When I was little I loved to perform. I thought for sure I would be an actress, singer, or ballenrina.

My mother neglected to tell me that when I sang to the credits of Beethoven’s 2nd I wasn’t good. Furthermore, acting as if I was Nala from The Lion King wasn’t exactly Hollywood material, and dancers don’t get HoHo’s in their lunch bag.

Despite all this, I continued to practice my skills. One of the ways I did this was to pretend I was Rachel Marron from The Bodyguard.

I mean robe on over my outfit, fake mini microphone, bedazzled perfection. Queen of the Night I was, nobody could tell me differently.

Beetle knows this all to well. I forced her to be my audience on more than one occasion. (Thanks Beets, I know I may have scarred you, but you were a trooper).

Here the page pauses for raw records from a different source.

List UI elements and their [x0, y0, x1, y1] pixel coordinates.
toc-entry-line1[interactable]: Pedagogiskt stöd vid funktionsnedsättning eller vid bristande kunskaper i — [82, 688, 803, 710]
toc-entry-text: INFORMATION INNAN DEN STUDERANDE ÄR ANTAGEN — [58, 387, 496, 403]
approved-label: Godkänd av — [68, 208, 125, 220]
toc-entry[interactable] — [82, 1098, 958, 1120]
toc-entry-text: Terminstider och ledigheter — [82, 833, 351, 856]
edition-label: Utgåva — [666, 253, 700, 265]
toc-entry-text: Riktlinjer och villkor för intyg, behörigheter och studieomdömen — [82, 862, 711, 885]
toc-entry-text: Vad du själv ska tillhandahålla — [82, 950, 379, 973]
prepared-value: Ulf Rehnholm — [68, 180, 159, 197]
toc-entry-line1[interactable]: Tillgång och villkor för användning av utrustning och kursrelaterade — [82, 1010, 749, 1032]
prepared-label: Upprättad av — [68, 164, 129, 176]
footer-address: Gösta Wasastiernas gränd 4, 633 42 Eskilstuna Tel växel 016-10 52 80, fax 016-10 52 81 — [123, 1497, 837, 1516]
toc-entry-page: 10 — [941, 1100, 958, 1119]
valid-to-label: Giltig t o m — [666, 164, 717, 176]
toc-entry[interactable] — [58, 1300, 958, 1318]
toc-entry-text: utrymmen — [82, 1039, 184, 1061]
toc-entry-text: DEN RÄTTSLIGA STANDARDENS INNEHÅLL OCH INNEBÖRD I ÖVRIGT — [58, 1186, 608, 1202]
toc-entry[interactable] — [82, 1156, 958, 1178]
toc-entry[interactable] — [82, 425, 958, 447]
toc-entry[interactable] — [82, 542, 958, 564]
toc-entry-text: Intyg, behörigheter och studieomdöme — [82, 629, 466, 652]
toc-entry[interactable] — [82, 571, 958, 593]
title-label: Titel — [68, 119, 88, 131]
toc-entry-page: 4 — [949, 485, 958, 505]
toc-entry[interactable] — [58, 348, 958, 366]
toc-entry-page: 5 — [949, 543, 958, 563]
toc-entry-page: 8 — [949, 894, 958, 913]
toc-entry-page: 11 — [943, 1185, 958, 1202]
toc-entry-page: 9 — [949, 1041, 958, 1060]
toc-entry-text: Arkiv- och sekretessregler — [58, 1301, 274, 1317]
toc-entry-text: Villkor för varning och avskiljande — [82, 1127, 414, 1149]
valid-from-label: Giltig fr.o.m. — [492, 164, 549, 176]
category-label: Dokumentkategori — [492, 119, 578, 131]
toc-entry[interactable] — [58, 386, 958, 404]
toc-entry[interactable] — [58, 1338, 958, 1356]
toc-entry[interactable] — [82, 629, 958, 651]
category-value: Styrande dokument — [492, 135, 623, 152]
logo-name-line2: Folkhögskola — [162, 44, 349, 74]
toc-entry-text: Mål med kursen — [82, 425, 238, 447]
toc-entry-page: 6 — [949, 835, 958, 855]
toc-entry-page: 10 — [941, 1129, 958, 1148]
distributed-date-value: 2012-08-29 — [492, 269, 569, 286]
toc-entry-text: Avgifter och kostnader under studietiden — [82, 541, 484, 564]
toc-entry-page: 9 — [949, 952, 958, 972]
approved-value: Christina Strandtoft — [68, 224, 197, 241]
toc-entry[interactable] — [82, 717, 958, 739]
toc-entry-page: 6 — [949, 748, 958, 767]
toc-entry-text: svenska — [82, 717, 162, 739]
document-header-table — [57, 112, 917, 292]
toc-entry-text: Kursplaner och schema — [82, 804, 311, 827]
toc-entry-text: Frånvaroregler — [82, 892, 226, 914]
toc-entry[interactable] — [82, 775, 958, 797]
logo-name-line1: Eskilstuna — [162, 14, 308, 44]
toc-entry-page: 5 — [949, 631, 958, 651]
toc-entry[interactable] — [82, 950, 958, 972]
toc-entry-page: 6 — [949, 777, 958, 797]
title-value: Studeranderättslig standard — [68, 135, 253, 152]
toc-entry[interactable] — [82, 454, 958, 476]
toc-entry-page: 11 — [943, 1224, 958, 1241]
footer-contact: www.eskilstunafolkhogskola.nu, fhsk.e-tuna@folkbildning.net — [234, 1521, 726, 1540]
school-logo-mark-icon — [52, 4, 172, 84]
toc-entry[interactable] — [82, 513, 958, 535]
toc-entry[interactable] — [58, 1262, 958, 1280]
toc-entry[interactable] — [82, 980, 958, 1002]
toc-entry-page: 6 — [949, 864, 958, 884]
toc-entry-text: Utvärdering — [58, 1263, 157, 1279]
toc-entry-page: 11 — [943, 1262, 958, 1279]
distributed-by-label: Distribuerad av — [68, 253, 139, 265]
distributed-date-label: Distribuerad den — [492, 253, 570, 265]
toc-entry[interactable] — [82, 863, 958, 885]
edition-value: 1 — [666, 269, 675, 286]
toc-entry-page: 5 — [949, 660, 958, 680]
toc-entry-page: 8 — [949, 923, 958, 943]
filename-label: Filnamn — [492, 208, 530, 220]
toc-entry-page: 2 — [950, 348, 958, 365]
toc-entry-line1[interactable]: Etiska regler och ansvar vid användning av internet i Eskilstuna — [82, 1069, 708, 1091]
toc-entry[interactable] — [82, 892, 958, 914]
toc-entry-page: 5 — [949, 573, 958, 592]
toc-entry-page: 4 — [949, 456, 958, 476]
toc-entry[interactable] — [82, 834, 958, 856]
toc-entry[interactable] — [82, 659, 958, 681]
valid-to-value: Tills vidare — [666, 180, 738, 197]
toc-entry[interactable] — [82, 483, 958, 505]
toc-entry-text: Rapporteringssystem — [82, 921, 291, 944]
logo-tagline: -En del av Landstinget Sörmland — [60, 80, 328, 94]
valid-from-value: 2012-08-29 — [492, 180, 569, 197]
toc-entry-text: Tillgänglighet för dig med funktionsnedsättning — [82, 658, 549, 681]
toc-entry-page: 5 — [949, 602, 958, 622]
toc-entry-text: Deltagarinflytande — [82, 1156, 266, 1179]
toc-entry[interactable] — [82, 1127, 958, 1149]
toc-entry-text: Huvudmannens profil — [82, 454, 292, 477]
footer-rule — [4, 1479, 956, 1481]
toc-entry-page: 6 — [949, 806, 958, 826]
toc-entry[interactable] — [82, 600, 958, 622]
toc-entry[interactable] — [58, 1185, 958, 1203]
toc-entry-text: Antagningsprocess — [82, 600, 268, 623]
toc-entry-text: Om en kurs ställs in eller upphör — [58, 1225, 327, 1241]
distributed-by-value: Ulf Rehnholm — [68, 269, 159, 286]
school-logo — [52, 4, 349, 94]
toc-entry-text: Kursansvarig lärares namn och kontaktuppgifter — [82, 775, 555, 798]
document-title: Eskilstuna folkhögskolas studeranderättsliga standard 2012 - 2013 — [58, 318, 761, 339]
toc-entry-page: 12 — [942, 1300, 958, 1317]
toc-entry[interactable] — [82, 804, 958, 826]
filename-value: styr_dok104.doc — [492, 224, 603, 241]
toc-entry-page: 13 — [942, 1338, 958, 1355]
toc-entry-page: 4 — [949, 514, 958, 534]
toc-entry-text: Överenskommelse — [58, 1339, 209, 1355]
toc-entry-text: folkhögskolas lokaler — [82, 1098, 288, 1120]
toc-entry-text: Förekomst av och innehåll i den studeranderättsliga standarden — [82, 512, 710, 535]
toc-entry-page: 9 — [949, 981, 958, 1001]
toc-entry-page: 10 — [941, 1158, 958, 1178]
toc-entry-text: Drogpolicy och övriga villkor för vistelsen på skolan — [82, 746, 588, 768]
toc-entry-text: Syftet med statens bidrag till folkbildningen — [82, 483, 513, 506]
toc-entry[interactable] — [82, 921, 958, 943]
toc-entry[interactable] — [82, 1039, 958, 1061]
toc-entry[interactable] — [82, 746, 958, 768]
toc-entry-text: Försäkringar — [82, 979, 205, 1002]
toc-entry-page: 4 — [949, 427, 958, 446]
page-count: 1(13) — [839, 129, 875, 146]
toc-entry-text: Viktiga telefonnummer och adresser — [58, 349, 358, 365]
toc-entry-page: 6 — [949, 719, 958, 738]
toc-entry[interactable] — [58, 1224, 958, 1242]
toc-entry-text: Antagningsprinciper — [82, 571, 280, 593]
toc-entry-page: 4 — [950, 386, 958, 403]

I have no idea how many times I’ve seen The Bodyguard, but perhaps it’s telling that I can recite the whole movie. I would also eat my apples by peeling each layer off with a knife, just like Tony.

Dangerous? Maybe.

I hear that in 2011, Warner Bros. announced a remake that will update the story to reflect the world of the Internet; in which sites such as Twitter, Google Maps and countless other sites makes access to celebrities easier than ever.

Boo. Remakes make me want to poke my eyes out.


In the end, I know Whitney had one too many rocks de la crack. But, that doesn’t keep me from popping in my favorite guilty pleasure motion picture.

After all Frank Farmer would want us to open up a fresh bottle of orange juice add vodka and celebrate the better days.